Anything you read about equine nutrition will tell you about the evils of starch.  But how many horse owners really understand WHY it is so important to avoid starch in their horse’s diet?

First of all- what is starch?  Starch is the energy store of plants.  Also called non-structural carbohydrates (NSCs), starches are found inside of plant cells.  Starch consists of two types of molecules, amylose and amylopectin.

The digestion of starch in horses begins in the small intestine with degradation by the enzyme alpha-amylase breaking the molecules into smaller units.  Amyloglucosidase from the intestinal brush border then hydrolyzes these units, releasing glucose.  This glucose can then be transported from the lumen of the small intestine, through the intestinal epithelial cells and into the bloodstream so that they can be used.  This is what happens in an ideal situation with a manageable amount of starch.  However, when too much grain is fed, or when pasture grasses are too high in NSCs, the limiting factor becomes the amylase.  When there is not enough amylase present, the starch will not be broken down in time for this process to happen in the small intestine.  Instead, starch will enter the cecum.  This is the first part of the large intestine of the horse, and is an area heavily inhabited with microorganisms.  These microorganisms aid the horse in digestion by producing digestive enzymes so that they can break down plant material.  When a large amount of starch reaches the hindgut, microbes will ferment it.  There are several disadvantages and even potential dangers to fermentation of starch in the hindgut of your horse.
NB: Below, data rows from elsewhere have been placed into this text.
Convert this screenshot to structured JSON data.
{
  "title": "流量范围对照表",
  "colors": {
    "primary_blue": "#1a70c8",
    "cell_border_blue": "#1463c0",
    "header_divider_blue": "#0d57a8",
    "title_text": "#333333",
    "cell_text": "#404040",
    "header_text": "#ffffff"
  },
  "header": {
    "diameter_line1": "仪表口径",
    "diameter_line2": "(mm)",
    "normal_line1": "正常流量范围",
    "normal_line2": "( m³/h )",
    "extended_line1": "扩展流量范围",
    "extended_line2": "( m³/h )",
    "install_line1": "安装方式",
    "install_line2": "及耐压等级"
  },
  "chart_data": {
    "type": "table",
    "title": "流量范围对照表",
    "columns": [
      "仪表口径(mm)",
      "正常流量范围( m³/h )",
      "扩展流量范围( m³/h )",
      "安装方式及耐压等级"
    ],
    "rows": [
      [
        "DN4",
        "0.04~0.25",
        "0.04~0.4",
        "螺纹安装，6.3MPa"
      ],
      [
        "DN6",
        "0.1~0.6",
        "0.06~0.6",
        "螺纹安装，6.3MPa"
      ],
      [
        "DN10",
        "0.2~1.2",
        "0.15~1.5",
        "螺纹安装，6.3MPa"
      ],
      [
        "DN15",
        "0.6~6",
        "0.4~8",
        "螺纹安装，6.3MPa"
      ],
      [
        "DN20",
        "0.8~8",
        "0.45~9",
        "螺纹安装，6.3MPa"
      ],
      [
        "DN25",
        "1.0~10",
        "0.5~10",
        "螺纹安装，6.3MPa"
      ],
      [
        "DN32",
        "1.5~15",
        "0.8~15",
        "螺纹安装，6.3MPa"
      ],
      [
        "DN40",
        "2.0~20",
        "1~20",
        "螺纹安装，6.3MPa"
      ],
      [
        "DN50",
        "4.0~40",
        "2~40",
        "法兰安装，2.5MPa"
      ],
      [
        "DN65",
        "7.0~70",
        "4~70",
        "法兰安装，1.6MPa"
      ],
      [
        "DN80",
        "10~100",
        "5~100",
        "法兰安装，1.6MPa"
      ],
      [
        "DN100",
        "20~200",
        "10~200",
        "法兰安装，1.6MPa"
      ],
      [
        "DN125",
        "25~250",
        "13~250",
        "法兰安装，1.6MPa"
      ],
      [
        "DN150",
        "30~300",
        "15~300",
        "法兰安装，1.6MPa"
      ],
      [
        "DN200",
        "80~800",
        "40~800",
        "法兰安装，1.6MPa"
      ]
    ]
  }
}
First of all, fermenting the starch is a much less efficient usage than breaking it down earlier.  Not many nutrients will be gained from it at the point of the hindgut.  When starch is broken down prior to the cecum, glucose is able to be absorbed through the small intestine, and this is how the horse is able to gain maximum nutrition.

Additionally, a by-product of microbial fermentation is lactic acid.  This lowers the pH of the hindgut, causing something called “hindgut acidosis”.  This acid production can lead to several problems in the horse.  It can cause a general discomfort that may lead to attitude and behavioral problems.  It also may mean gas buildup that could lead to gas colic.  In addition to this, lactic acid from the starch-fermenting bacteria may cause the “good” bacteria to die off and release toxins into the horse’s bloodstream.  This can lead to system-wide inflammation and laminitis.

Now that you understand why people say to avoid starch in your horse’s diet, you may be concerned about the starch that IS present.  You can’t avoid starch altogether, and some starch is needed to meet the nutritional requirements of your horse.  The best thing that you can do to make sure that your horse safely digests their starch is to ensure that they have adequate digestive enzymes to break it down in their small intestine.  This will not only help prevent digestive upsets, but will also help maximize their digestive efficiency.  Horses have a limited amount of amylase, and it has also been found that their amylase enzymes are not as efficient as some bacterial and fungal amylase enzymes.  Supplemental amylase is very beneficial in the diet of any horse, and will also help your peace of mind.